Valley fever outbreak strikes solar power plant workers

May 1, 2013

solar1Valley fever has struck 28 workers at two solar power construction sites in San Luis Obispo County. [LATimes]

Staff from the California Department of Public Health, investigators from the California Division of Occupational Safety and Health and San Luis Obispo County visited the Topaz Solar Farm and California Valley Solar Ranch near the Carrizo Plain two months ago, officials said.

Workers at the plants are scraping and clearing to make way for thousands of acres of solar panels. Valley fever is contracted by breathing in fungal spores released when desert soils are disturbed.

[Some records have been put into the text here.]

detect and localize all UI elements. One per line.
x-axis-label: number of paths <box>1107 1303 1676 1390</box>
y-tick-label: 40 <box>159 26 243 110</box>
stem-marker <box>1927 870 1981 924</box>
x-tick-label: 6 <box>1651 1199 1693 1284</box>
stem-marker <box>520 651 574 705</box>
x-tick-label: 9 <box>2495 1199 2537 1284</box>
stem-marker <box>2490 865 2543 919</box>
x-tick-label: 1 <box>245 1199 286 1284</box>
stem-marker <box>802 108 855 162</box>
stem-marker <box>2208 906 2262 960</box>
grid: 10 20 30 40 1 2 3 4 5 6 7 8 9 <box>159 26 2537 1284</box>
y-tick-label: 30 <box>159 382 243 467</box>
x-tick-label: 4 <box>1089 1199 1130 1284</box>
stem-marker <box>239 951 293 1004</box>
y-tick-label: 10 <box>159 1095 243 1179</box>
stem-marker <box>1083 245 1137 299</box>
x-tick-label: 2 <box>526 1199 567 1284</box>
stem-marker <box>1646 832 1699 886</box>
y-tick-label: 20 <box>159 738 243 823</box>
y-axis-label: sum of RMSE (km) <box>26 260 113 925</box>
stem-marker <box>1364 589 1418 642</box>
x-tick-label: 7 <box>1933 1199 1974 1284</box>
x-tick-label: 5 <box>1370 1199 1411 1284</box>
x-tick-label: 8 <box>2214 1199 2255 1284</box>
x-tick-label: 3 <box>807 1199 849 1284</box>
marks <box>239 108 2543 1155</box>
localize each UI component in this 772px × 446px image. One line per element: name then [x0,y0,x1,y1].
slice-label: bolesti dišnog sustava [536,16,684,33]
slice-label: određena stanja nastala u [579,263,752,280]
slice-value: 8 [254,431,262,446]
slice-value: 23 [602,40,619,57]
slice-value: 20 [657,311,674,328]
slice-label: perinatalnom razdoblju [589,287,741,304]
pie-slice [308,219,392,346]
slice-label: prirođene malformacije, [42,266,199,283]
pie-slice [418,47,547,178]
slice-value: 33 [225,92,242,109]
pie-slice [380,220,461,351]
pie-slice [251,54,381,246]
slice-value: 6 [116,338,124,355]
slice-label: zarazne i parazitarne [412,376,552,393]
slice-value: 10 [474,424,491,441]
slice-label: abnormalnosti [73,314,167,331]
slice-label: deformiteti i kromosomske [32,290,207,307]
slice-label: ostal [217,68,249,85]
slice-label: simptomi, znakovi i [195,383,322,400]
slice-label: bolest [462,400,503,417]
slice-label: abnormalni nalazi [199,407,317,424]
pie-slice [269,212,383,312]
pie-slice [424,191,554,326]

Most people who breathe in the spores develop no symptoms at all. Others, about 40 percent, develop flu-like symptoms including cough, congestion, fever, fatigue, body aches and headaches that can last a month or more. Valley Fever can lead to severe pneumonia, meningitis and even death.

The threat of acquiring the respiratory illness extends to residents living near the construction sites.

Cases of Valley Fever in San Luis Obispo County have more than doubled over the past few years from 87 reported cases in 2009 to 225 cases in 2011. California’s increase mirrors that, with reported cases growing 71 percent from 2001 to 2011.




  1. Myself says:

    There you go, tearing up the Carrisa Plains for thousands of acres of solar panels, where were the enviromental wackos when this was permitted, these solar farms are right next to hwy 58 what a blight this is going to be for the next 50 years,Valley Fever is known to come out of that area and parts east, it gets so hot there in the plains that a passing water trucks spray is gone in a matter of a couple minutes you can’t keep the dust down out there. All of this because we think being green is the way to go.

    (-4) 10 Total Votes - 3 up - 7 down
    • rockhound1965 says:

      “where were the enviromental wackos when this was permitted”….
      Well, maybe if you didn’t live under a rock and read a newspaper, you would see that the “environmental wackos” as you call me, were there….and at EVERY meeting about these so-called “farms”…being ignored by Jim Patterson and every person working for the county, especially the county planner, who just sat there with $$$ in his eyes. These are industrial complexes, not “farms”.
      I point out the Valley Fever issue, along with other life-impacting contaminants like ANTHRAX (there was an anthrax outbreak out in California Valley in the 1980’s and it was in the newspaper)…..only to be “poo-poo’ed” by Jim Patterson and his cronies, because they wanted “good things” to happen to the ranchers out there. Too bad about everyone else. Why do you think Ann McMahon & Sarah Christie stopped associating with Jim Patterson. Because he sold out.
      I just love how the solar farms are giving “donations” to the Cal Valley CSD and NO ONE knows what happened to that money. No one in the community got any of it!

      (0) 0 Total Votes - 0 up - 0 down
  2. Jorge Estrada says:

    The increase in Valley Fever cases is no surprize given the low rain fall years. People hiking dusty trails is questionably safe and since I own property near a Kitty Litter quarry, I would question having that stuff in my house too. Actually, every breath we take sucks.

    (15) 17 Total Votes - 16 up - 1 down
  3. MaryMalone says:

    Certain ethnic groups (Asian, some Polynesians, some African-Amercians) are more susceptible to “catching” Valley Fever and/or experiencing severe complications after contracting Valley Fever.

    The LATimes, yesterday, published an article about how California has been ordered to move prisoners from facilities in the Valley-Fever-prone regions (

    Today they have an article about the outbreak of Valley Fever in the solar energy workers. The article indicates the CDC announced in March that there has been a 71% increase in Valley Fever cases in California in the last decade.

    While it is welcome news that prisoners susceptible to Valley Fever will be moved to an area where they are less likely to contract the disease, there is no requirement to move the susceptible state workers, such as the staff at the Coalinga mental facility, to facilities where they will not be at risk for catching Valley Fever.

    I know someone who contracted Valley Fever while working at Coalinga whose ethnic background made him more susceptible to contracting the disease. It has destroyed his health. The medications he has to take to combat the Valley Fever fungus inhabiting his body are extremely toxic, especially to the heart. He is a relatively young man, yet his heart is permanently weakened and damaged, and he faces a much shortened lifespan.

    The real problem is that the CDC has done very, very little to deal with this chronic, potentially fatal outbreak of a disease. Is it because those most likely to be negatively impacted are not from the “rich-white” ethnic group? I hope not because I’m kind of a fan of the CDC, but there has to be a reason for why they have ignored this known, recurrent tragedy-in-the-making.

    (-15) 23 Total Votes - 4 up - 19 down
  4. Mr. Holly says:

    Could this possibly be caused by sand blowing from Pismo Beach. I’m sure that Larry guy from the APCD will jump on board here and figure out a way to fine somebody. There had better be some money put aside to check to see if those rats out there have been affected by the dust. Will it ever end?